By April 1971, police in Texas suspected that they were dealing with a Serial killers or killers. Between Odessa and Dallas seven women had been murdered under similar circumstances and two, including Debbie, were missing. Captain Robert O. Dixon, head of the Dallas Police Department's homicide division said, "... we may have two or three, or even more, maniacs running loose." With the help of three psychiatrists a criminal profile was published in the local newspapers, "young man, 20-25, medium to small size, who recently suffered a severely damaging marital experience." Debbie wasn't found alive or dead and there were no other leads, so the case went cold. Lack of publicity may have been a factor in the lack of leads, as late as May 1972, Debbie was still being expected at pageants in the area. Her Mother, Ann Palmer, remained at her parents' home in Texas for almost a year before returning home to California, never giving up hope Debbie would be found through some unexplained circumstances.

== Aftermath ==
In 1996, Sightings (TV series) featured Debbie's story, bringing in psychic detective Dorothy Allison who then worked with Palmer's family friend and former Sheriff of Kaufman County, Texas, Roy Brockway.

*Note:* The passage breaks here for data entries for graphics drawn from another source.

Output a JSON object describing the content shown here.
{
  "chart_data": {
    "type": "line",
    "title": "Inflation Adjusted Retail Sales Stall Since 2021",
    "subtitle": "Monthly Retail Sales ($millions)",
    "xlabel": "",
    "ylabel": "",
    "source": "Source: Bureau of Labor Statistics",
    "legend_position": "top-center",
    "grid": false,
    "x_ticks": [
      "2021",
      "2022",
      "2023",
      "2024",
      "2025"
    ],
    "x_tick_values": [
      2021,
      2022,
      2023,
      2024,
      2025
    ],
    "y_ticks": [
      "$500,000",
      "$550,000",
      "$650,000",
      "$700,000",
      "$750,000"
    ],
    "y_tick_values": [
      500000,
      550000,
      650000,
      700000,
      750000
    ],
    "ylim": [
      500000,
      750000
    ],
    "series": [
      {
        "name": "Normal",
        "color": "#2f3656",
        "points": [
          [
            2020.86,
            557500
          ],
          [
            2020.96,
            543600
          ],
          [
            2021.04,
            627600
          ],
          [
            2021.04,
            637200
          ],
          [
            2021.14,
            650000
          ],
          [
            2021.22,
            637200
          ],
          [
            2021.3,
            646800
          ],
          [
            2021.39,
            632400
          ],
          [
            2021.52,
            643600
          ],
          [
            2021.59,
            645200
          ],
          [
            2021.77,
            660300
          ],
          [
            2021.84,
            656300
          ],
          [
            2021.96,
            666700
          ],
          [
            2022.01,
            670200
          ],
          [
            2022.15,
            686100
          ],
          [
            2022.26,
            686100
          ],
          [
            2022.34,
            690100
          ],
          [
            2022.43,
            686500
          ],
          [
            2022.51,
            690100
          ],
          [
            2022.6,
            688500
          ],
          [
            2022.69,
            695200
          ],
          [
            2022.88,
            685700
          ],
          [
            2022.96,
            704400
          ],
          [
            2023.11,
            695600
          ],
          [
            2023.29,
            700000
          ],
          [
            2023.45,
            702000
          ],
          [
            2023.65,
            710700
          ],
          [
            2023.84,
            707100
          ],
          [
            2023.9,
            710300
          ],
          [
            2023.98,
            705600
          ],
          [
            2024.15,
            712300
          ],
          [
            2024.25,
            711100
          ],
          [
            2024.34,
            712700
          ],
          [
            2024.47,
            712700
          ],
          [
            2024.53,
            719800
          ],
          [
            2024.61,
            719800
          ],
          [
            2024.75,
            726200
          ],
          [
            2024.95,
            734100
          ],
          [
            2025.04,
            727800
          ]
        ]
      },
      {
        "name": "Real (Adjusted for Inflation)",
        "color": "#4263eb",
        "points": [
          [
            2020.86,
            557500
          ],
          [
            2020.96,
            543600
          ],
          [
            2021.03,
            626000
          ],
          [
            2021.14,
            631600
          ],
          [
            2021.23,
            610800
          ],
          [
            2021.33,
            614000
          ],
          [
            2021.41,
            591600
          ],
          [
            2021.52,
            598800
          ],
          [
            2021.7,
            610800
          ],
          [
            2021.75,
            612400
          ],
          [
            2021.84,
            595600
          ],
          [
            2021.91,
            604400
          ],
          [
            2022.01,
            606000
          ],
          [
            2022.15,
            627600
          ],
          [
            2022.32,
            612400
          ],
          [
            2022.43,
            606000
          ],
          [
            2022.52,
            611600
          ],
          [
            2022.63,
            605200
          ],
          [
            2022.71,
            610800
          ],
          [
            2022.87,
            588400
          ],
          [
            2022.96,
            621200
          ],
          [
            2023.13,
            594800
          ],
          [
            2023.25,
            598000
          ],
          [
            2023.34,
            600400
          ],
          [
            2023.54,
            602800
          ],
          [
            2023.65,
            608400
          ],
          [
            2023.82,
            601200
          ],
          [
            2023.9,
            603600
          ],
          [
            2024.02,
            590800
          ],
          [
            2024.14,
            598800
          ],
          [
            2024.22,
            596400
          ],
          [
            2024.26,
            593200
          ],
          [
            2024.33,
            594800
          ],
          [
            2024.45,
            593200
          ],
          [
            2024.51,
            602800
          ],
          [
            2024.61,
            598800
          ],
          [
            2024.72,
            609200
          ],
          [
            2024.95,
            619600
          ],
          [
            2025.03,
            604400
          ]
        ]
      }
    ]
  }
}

Brockway took Allison to Debbie's last known address as Allison wrote down her psychic impressions. According to Allison, Palmer was murdered by a jealous lover she had tried to break up the night of her disappearance and her body was dumped in a wooded area north of the area, the same area Debbie's suitcases had been found twenty-five years previous. She also wrote down several names, which were not made public but shown to Sharon (Debbie's cousin). Sharon confirmed that one of the names was the name of Debbie's boyfriend and that Debbie had confided in Sharon that she was going to "have a talk with him" about breaking up with him just before her disappearance. When Sharon took the psychic impressions to the Texas State Police with hopes that they would reopen the case based on them, Jim Chandler refused.

In 2015, Debbie's mother, Ann Palmer wrote a book about her relationship with her daughter, Intermingled Destinies Between a Mother and Daughter.